Sur la demande de M. l’abbé Moigno, directeur des Mondes, qui a agréé cette idée, M. Giffard a bien voulu mettre à notre disposition son nouveau gaz et les immenses ressources réunies à l’atelier Flaud ; et M. Rampont, député, directeur général des Postes, a consenti de son côté à prêter quelques-uns des aérostats du siége pour commencer cette nouvelle série de recherches. En dernier lieu, s’associant au même ordre d’idées, la compagnie de l’Est a aussi droit à notre reconnaissance pour avoir facilité dans une large proportion notre retour ainsi que celui de l’aéronaute et du matériel.

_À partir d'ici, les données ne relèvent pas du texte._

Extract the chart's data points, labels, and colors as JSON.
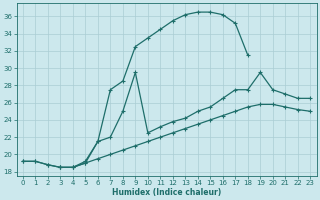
{
  "xlabel": "Humidex (Indice chaleur)",
  "bg_color": "#cce8ed",
  "grid_color": "#aacdd4",
  "line_color": "#1e6e6a",
  "xlim": [
    -0.5,
    23.5
  ],
  "ylim": [
    17.5,
    37.5
  ],
  "yticks": [
    18,
    20,
    22,
    24,
    26,
    28,
    30,
    32,
    34,
    36
  ],
  "xticks": [
    0,
    1,
    2,
    3,
    4,
    5,
    6,
    7,
    8,
    9,
    10,
    11,
    12,
    13,
    14,
    15,
    16,
    17,
    18,
    19,
    20,
    21,
    22,
    23
  ],
  "line1_x": [
    0,
    1,
    2,
    3,
    4,
    5,
    6,
    7,
    8,
    9,
    10,
    11,
    12,
    13,
    14,
    15,
    16,
    17,
    18
  ],
  "line1_y": [
    19.2,
    19.2,
    18.8,
    18.5,
    18.5,
    19.2,
    21.5,
    27.5,
    28.5,
    32.5,
    33.5,
    34.5,
    35.5,
    36.2,
    36.5,
    36.5,
    36.2,
    35.2,
    31.5
  ],
  "line2_x": [
    0,
    1,
    2,
    3,
    4,
    5,
    6,
    7,
    8,
    9,
    10,
    11,
    12,
    13,
    14,
    15,
    16,
    17,
    18,
    19,
    20,
    21,
    22,
    23
  ],
  "line2_y": [
    19.2,
    19.2,
    18.8,
    18.5,
    18.5,
    19.0,
    19.5,
    20.0,
    20.5,
    21.0,
    21.5,
    22.0,
    22.5,
    23.0,
    23.5,
    24.0,
    24.5,
    25.0,
    25.5,
    25.8,
    25.8,
    25.5,
    25.2,
    25.0
  ],
  "line3_x": [
    3,
    4,
    5,
    6,
    7,
    8,
    9,
    10,
    11,
    12,
    13,
    14,
    15,
    16,
    17,
    18,
    19,
    20,
    21,
    22,
    23
  ],
  "line3_y": [
    18.5,
    18.5,
    19.0,
    21.5,
    22.0,
    25.0,
    29.5,
    22.5,
    23.2,
    23.8,
    24.2,
    25.0,
    25.5,
    26.5,
    27.5,
    27.5,
    29.5,
    27.5,
    27.0,
    26.5,
    26.5
  ]
}
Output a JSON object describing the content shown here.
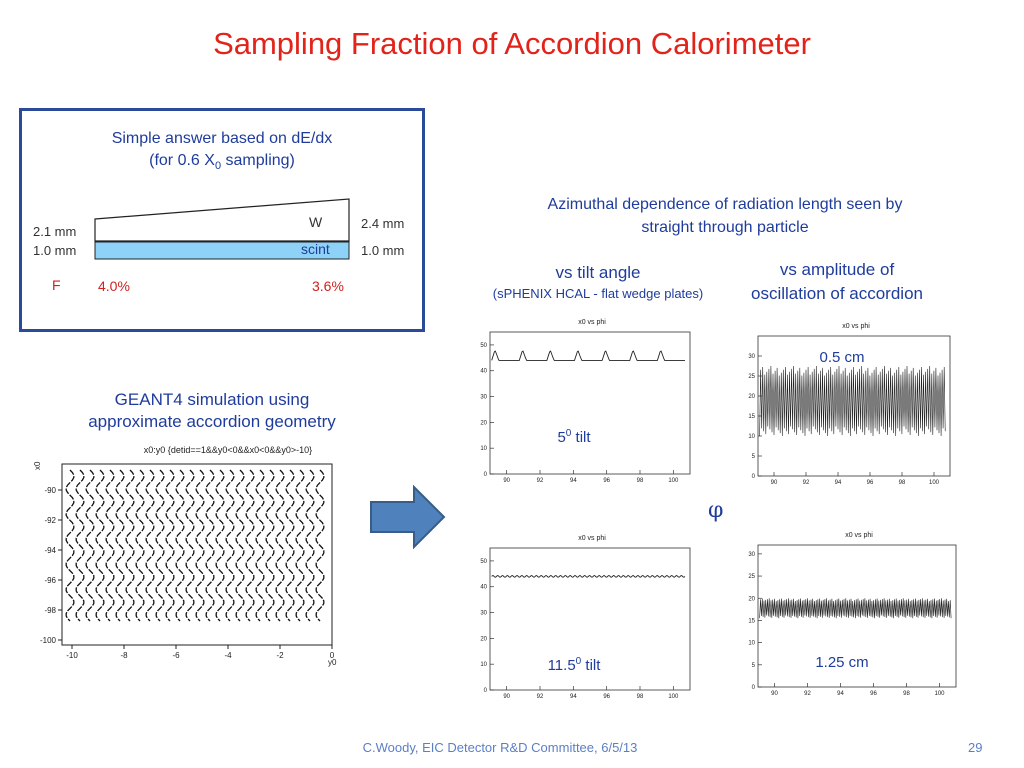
{
  "slide": {
    "title": "Sampling Fraction of Accordion Calorimeter",
    "footer": "C.Woody, EIC Detector R&D Committee,  6/5/13",
    "page_number": "29"
  },
  "box": {
    "line1": "Simple answer based on dE/dx",
    "line2_prefix": "(for 0.6 X",
    "line2_sub": "0",
    "line2_suffix": " sampling)",
    "left_top_dim": "2.1 mm",
    "left_bottom_dim": "1.0 mm",
    "right_top_dim": "2.4 mm",
    "right_bottom_dim": "1.0 mm",
    "w_label": "W",
    "scint_label": "scint",
    "f_label": "F",
    "f_left": "4.0%",
    "f_right": "3.6%"
  },
  "geant": {
    "line1": "GEANT4 simulation using",
    "line2": "approximate accordion geometry",
    "plot_title": "x0:y0 {detid==1&&y0<0&&x0<0&&y0>-10}",
    "x_label": "y0",
    "y_label": "x0",
    "x_ticks": [
      "-10",
      "-8",
      "-6",
      "-4",
      "-2",
      "0"
    ],
    "y_ticks": [
      "-90",
      "-92",
      "-94",
      "-96",
      "-98",
      "-100"
    ]
  },
  "azimuthal": {
    "line1": "Azimuthal dependence of radiation length seen by",
    "line2": "straight through particle"
  },
  "tilt": {
    "heading": "vs tilt angle",
    "subheading": "(sPHENIX HCAL - flat wedge plates)"
  },
  "amp": {
    "heading1": "vs amplitude of",
    "heading2": "oscillation of accordion"
  },
  "phi_symbol": "φ",
  "chart_data": [
    {
      "type": "line",
      "title": "x0 vs phi",
      "annotation": "5",
      "annotation_sup": "0",
      "annotation_suffix": " tilt",
      "xlim": [
        89,
        101
      ],
      "ylim": [
        0,
        55
      ],
      "x_ticks": [
        "90",
        "92",
        "94",
        "96",
        "98",
        "100"
      ],
      "y_ticks": [
        "0",
        "10",
        "20",
        "30",
        "40",
        "50"
      ],
      "baseline": 44,
      "peak": 48,
      "periods": 7
    },
    {
      "type": "line",
      "title": "x0 vs phi",
      "annotation": "11.5",
      "annotation_sup": "0",
      "annotation_suffix": " tilt",
      "xlim": [
        89,
        101
      ],
      "ylim": [
        0,
        55
      ],
      "x_ticks": [
        "90",
        "92",
        "94",
        "96",
        "98",
        "100"
      ],
      "y_ticks": [
        "0",
        "10",
        "20",
        "30",
        "40",
        "50"
      ],
      "baseline": 44,
      "peak": 44.3,
      "periods": 40
    },
    {
      "type": "line",
      "title": "x0 vs phi",
      "annotation": "0.5 cm",
      "xlim": [
        89,
        101
      ],
      "ylim": [
        0,
        35
      ],
      "x_ticks": [
        "90",
        "92",
        "94",
        "96",
        "98",
        "100"
      ],
      "y_ticks": [
        "0",
        "5",
        "10",
        "15",
        "20",
        "25",
        "30"
      ],
      "low": 10,
      "high": 27.5,
      "periods": 90
    },
    {
      "type": "line",
      "title": "x0 vs phi",
      "annotation": "1.25 cm",
      "xlim": [
        89,
        101
      ],
      "ylim": [
        0,
        32
      ],
      "x_ticks": [
        "90",
        "92",
        "94",
        "96",
        "98",
        "100"
      ],
      "y_ticks": [
        "0",
        "5",
        "10",
        "15",
        "20",
        "25",
        "30"
      ],
      "low": 15.5,
      "high": 20,
      "periods": 110
    }
  ],
  "colors": {
    "title": "#e2231a",
    "text": "#1f3c9c",
    "scint_fill": "#8ed3f7",
    "arrow_fill": "#4f81bd"
  }
}
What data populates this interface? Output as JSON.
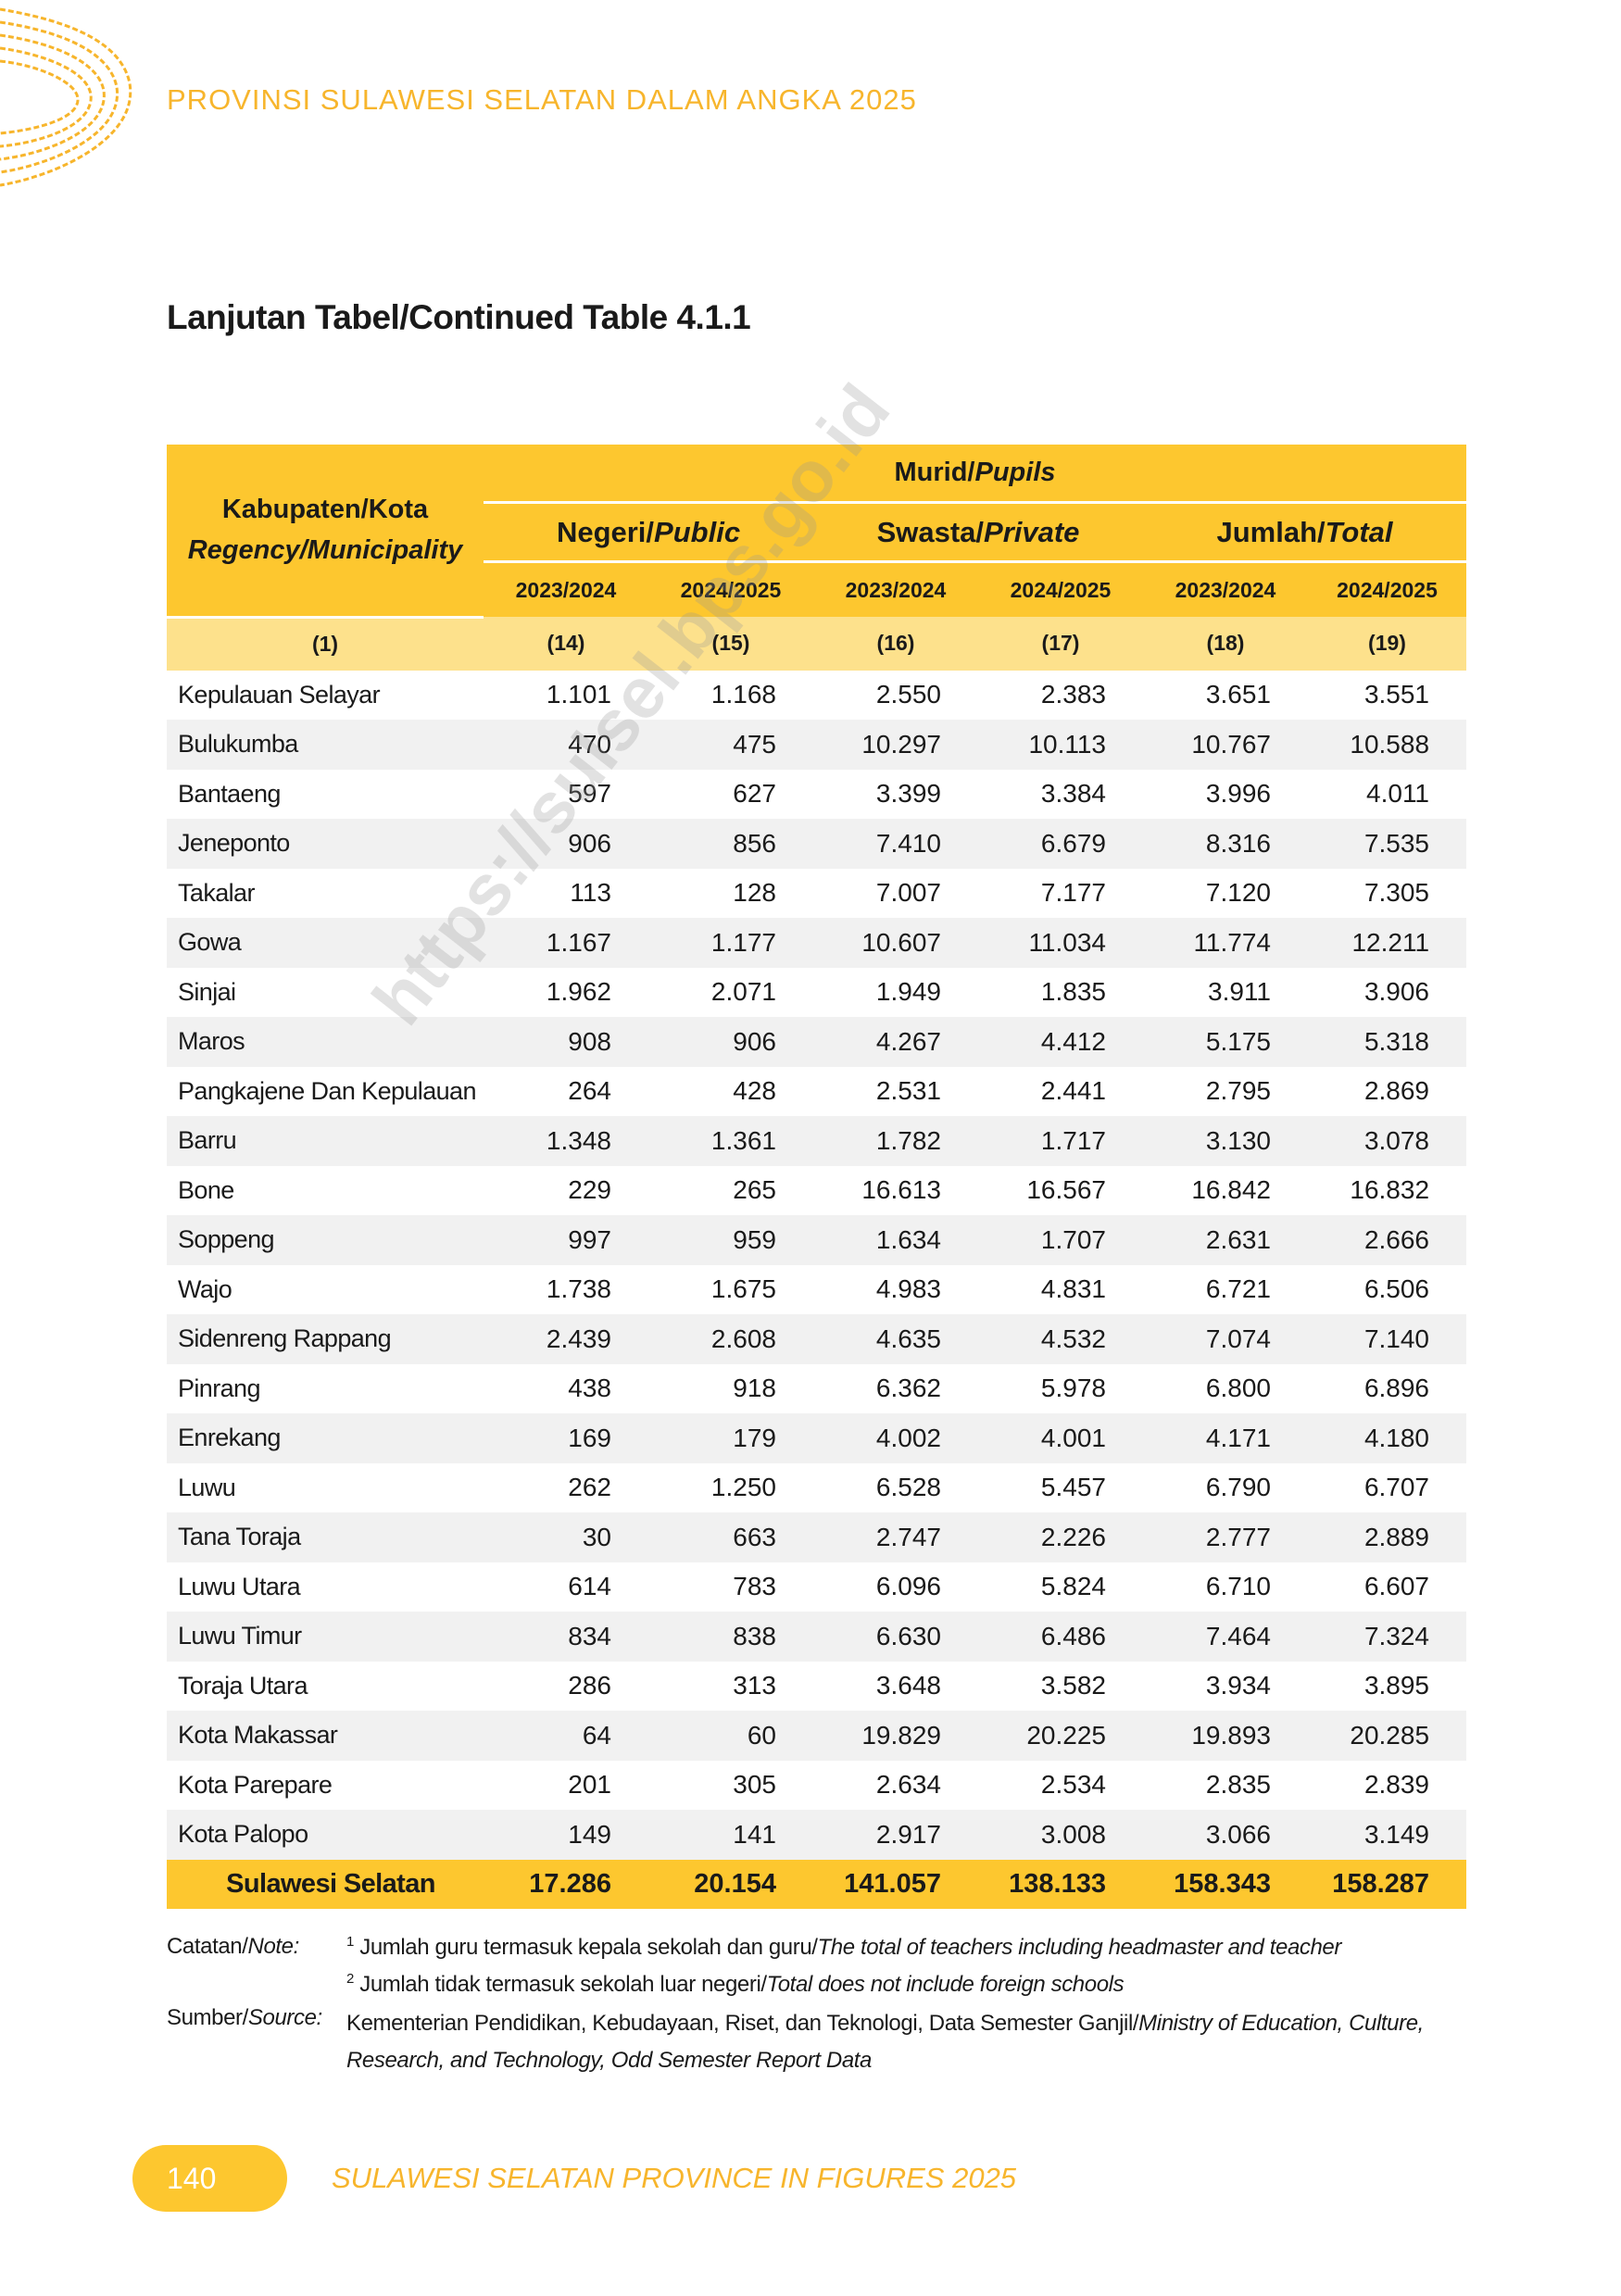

Presque toujours les ascensions aérostatiques ont eu lieu dans un but d’amusement public et pour cette raison se sont effectuées à l’heure la plus commode pour la foule, dans l’après-midi ; les voyages des ballons postaux avaient lieu de nuit, à cause de la présence de l’ennemi ; quelquefois des aéronautes, partis dans l’après-midi, la soirée ou la nuit, sont restés en l’air jusqu’au jour, mais les ascensions matinales sont très-rares.................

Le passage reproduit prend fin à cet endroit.